С тех пор приходит довольно много счетов. Они небольшие, но все-таки существуют. Ваша наложница не подчинилась вашим приказам и все еще делает покупки, очевидно, звоня по телефону в Нью-Йорк.
Чтоб ей трижды провалиться, этой Крэк!
— Я хотел быть уверенным, что вы знаете, — продолжал Зенгин. — Видите ли, из-за этого уменьшается сумма, которую я могу вложить из тех, что вы мне оставили, и, если это будет продолжаться, ваша недельная доля уменьшится. Собственно, уже уменьшилась. И я могу только разрешить выдать вам на этой неделе восемьсот тысяч, чтобы защитить ваш капитал в нашем банке. Если, конечно, вы не пожелаете подъехать и дать мне еще денег, чего я вам не советую делать.
— Чтоб ей четырежды провалиться сквозь землю, этой (…) Крэк! — непроизвольно сказал я вслух.
— Прошу прощения? — не понял Зенгин.
— Просто я страшно зол на наложницу, — дал я ему объяснение.
— Что ж, — сказал он, — я бы вам посоветовал воздействовать на нее как следует.
Я не мог. И если бы я поехал в Стамбул, то потерял бы вечер экстаза. И я представлял себе, как Зенгин обирает мою депозитную камеру до последней пылинки.
— Разрешите выдать мне восемьсот тысяч, — прорычал я в трубку и передал ее управляющему.
Домой я привез уже несколько меньшую кипу лир и положил ее в сейф. Мне этой суммы хватало всего на четыре дня.
Когда в шесть часов появился таксист, я попытался его убедить:
— Ты должен найти что-нибудь подешевле.
Он постоял, как истукан, уставившись на меня, и заговорил:
— Хозяин, я знаю точно, что жалоб у вас нет. Это потому, что товар такого высокого качества. — Он покачал головой. — Нет, не могу вам позволить удешевлять свое удовольствие.
— Послушай, — сказал я. — Первые три девушки были от меня в полном восторге.
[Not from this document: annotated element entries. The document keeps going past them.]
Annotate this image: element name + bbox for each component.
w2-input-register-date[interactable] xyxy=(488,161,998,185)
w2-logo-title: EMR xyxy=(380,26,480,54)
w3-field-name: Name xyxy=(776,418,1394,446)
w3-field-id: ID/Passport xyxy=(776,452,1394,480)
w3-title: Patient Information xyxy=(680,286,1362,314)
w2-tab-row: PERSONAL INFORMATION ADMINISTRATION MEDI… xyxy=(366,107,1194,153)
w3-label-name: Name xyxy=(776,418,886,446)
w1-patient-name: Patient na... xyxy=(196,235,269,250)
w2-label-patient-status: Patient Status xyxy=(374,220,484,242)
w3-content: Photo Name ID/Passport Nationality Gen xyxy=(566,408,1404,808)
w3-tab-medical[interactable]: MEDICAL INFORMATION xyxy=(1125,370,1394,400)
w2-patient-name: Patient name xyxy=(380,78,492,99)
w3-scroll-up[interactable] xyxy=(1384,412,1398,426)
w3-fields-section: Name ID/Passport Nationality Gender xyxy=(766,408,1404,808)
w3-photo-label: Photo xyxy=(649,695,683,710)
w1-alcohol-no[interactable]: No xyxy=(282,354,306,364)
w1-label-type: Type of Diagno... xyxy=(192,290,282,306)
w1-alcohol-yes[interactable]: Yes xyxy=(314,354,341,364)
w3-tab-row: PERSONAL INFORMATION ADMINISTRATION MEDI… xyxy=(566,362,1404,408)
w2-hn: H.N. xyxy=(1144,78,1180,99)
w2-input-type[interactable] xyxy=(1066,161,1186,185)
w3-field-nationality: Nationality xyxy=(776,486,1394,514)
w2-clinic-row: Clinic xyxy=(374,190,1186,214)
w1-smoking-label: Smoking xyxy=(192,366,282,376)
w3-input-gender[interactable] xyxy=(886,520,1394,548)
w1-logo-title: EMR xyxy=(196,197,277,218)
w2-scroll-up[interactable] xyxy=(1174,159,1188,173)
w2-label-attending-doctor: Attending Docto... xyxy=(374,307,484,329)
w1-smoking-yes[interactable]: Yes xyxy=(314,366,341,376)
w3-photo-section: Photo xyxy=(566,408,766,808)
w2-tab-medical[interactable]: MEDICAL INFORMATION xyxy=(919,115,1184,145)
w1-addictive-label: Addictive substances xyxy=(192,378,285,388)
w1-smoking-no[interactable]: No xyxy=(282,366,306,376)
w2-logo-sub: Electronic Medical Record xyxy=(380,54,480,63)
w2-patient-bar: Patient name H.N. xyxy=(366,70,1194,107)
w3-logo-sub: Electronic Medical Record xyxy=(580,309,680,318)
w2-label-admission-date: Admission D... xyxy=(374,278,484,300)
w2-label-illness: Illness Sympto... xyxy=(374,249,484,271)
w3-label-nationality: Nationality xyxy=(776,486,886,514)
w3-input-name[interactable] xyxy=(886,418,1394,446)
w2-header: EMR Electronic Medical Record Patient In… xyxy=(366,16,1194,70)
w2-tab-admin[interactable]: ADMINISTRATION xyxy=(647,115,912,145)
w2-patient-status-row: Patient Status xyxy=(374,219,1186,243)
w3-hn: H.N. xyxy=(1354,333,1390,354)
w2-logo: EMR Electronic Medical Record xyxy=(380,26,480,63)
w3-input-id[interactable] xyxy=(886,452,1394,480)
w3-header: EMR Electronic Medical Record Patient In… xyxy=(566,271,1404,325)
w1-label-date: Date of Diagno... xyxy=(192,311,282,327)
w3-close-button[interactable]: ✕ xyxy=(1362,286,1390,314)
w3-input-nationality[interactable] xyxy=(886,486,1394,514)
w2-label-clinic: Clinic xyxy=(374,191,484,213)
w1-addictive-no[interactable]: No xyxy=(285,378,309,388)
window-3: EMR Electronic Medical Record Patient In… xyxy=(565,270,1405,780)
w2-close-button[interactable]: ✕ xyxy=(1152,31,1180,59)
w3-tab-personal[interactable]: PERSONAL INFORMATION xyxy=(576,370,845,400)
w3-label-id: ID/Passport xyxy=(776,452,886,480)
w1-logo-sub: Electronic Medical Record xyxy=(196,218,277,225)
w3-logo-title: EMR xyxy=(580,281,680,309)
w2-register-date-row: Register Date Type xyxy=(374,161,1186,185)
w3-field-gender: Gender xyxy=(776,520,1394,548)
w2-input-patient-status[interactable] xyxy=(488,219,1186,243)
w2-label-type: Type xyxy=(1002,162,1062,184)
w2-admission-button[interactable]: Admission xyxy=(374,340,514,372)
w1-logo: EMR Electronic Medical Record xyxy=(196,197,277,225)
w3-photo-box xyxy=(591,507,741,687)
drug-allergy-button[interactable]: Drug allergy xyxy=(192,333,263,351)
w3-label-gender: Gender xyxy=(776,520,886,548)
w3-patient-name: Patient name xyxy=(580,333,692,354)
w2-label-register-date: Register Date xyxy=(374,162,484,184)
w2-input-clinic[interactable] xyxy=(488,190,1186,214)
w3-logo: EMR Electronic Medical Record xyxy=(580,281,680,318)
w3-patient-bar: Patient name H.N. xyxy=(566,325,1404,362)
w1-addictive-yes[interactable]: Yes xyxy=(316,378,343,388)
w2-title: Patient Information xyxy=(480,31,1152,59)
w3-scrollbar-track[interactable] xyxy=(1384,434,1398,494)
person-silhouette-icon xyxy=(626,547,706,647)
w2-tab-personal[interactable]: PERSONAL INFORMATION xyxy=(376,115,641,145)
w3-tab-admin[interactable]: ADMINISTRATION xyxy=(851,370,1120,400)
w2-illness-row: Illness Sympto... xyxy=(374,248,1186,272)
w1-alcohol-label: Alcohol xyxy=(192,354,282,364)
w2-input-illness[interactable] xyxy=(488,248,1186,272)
Они глядели через заднее окно, когда их увозили. Отчего бы тебе не уговорить дну из них вернуться ко мне снова?
— Увы, — объяснил он, — тот прощальный взгляд, что вы видели в заднем окошке, — это взгляд прощания навсегда. Их вернули домой. Теперь у них есть приданое. А вы, я ведь знаю прекрасно, жениться на них не хотите.
При одной только мысли о возможной женитьбе я весь похолодел. Всякий раз, слыша это слово, я вздрагиваю от ужаса. А он продолжал:
— Хочу вам сказать, что первая девушка вышла замуж как раз сегодня. За прекрасного молодого человека. А вторая уезжает к возлюбленному, рабочему-иммигранту в Германию. Вот что у вас на пути: предшествующие обязательства. Это единственный тип бабенки, который я вам могу достать. Мы, впрочем, могли бы сократить число встреч до раза в неделю…
— Нет! — вскричал я. — Ни в коем случае! Вот тебе двести тысяч за девушку на сегодняшний вечер. И для начала найди такую, в которой меньше усталости. При первом заходе они меня надувают. При следующих все в порядке, но при первом им требуется стимуляция.
Выстрелив клубом дыма, он умчался в своем «ситроене».
И в этот вечер, снова с опозданием на полчаса, я оказался опять под кедром, в тусклом свете лимузина, с существом, чьи глаза напоминали терновые ягоды. Совершенно измотанная вначале, но постепенно заряжаясь энергией, она, уже ближе к концу, попыталась выцарапать мне глаза и кричала «Аллах!» так громко, что в конце вечера я едва мог расслышать нехороший смех старика.
И так проходили мои вечера… и женщины — одна за другой. Все с опозданием на полчаса. Все разные. Все вначале усталые. Все потом безрассудные и царапающиеся, а вскоре уже орущие «О Аллах!» И все, уезжая, с мольбой выглядывали из окна.